Mr. Powell confirmed on Wednesday that the current circumstances were not those that allowed the Fed to be pre-emptive “because we actually don’t know what the right response to the data will be until we see more data.”
It is too early to tell if the tariff-induced jump in inflation will prove to be temporary, or if it morphs into something more persistent. So far, market-based measures of inflation expectations, to which the Fed pays closest attention, suggest that inflation will indeed remain contained after an initial pop. But officials do not want to make the same mistake they did just a few years ago, when they underestimated how long lasting inflation would prove to be.
As such, the bar for the central bank to lower interest rates is higher this time.
Officials will most likely need to see tangible evidence that the labor market is beginning to weaken before restarting cuts. If monthly jobs growth grinds to a halt, or turns negative, and layoffs rise, that could be enough to bolster the central bank’s conviction that it can begin to reduce rates.
But waiting to see that show up in the data may mean that the Fed has moved too late, potentially prompting the need for officials to cut more aggressively later on.

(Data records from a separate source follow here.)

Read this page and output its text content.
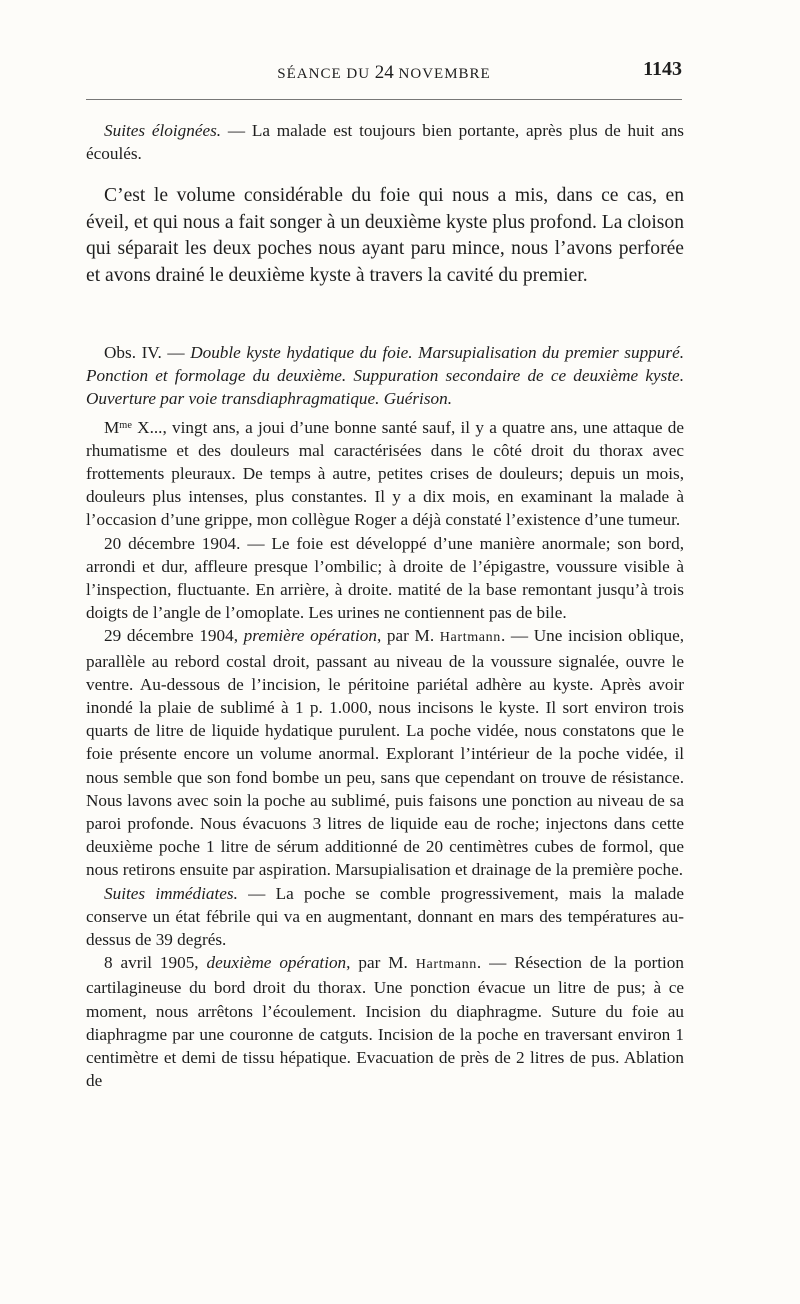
SÉANCE DU 24 NOVEMBRE	1143

Suites éloignées. — La malade est toujours bien portante, après plus de huit ans écoulés.

C’est le volume considérable du foie qui nous a mis, dans ce cas, en éveil, et qui nous a fait songer à un deuxième kyste plus profond. La cloison qui séparait les deux poches nous ayant paru mince, nous l’avons perforée et avons drainé le deuxième kyste à travers la cavité du premier.

Obs. IV. — Double kyste hydatique du foie. Marsupialisation du premier suppuré. Ponction et formolage du deuxième. Suppuration secondaire de ce deuxième kyste. Ouverture par voie transdiaphragmatique. Guérison.

$M^{me}$ X..., vingt ans, a joui d’une bonne santé sauf, il y a quatre ans, une attaque de rhumatisme et des douleurs mal caractérisées dans le côté droit du thorax avec frottements pleuraux. De temps à autre, petites crises de douleurs; depuis un mois, douleurs plus intenses, plus constantes. Il y a dix mois, en examinant la malade à l’occasion d’une grippe, mon collègue Roger a déjà constaté l’existence d’une tumeur.

20 décembre 1904. — Le foie est développé d’une manière anormale; son bord, arrondi et dur, affleure presque l’ombilic; à droite de l’épigastre, voussure visible à l’inspection, fluctuante. En arrière, à droite. matité de la base remontant jusqu’à trois doigts de l’angle de l’omoplate. Les urines ne contiennent pas de bile.

29 décembre 1904, première opération, par M. Hartmann. — Une incision oblique, parallèle au rebord costal droit, passant au niveau de la voussure signalée, ouvre le ventre. Au-dessous de l’incision, le péritoine pariétal adhère au kyste. Après avoir inondé la plaie de sublimé à 1 p. 1.000, nous incisons le kyste. Il sort environ trois quarts de litre de liquide hydatique purulent. La poche vidée, nous constatons que le foie présente encore un volume anormal. Explorant l’intérieur de la poche vidée, il nous semble que son fond bombe un peu, sans que cependant on trouve de résistance. Nous lavons avec soin la poche au sublimé, puis faisons une ponction au niveau de sa paroi profonde. Nous évacuons 3 litres de liquide eau de roche; injectons dans cette deuxième poche 1 litre de sérum additionné de 20 centimètres cubes de formol, que nous retirons ensuite par aspiration. Marsupialisation et drainage de la première poche.

Suites immédiates. — La poche se comble progressivement, mais la malade conserve un état fébrile qui va en augmentant, donnant en mars des températures au-dessus de 39 degrés.

8 avril 1905, deuxième opération, par M. Hartmann. — Résection de la portion cartilagineuse du bord droit du thorax. Une ponction évacue un litre de pus; à ce moment, nous arrêtons l’écoulement. Incision du diaphragme. Suture du foie au diaphragme par une couronne de catguts. Incision de la poche en traversant environ 1 centimètre et demi de tissu hépatique. Evacuation de près de 2 litres de pus. Ablation de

The Fed’s patient approach to rate cuts is likely to keep tensions simmering with Mr. Trump, who has repeatedly attacked Mr. Powell for not acquiescing to his demands for lower borrowing costs. Mr. Trump will get a chance to pick a new Fed chair soon, as Mr. Powell’s term is up next May.
When asked on Wednesday about his plans after his time as chair expires and whether he would continue on as a governor until his term ended in 2028, Mr. Powell said his focus was on “trying to navigate this tricky passage we’re in right now.”
“This is a challenging situation, and that’s 100 percent of our focus right now,” he said.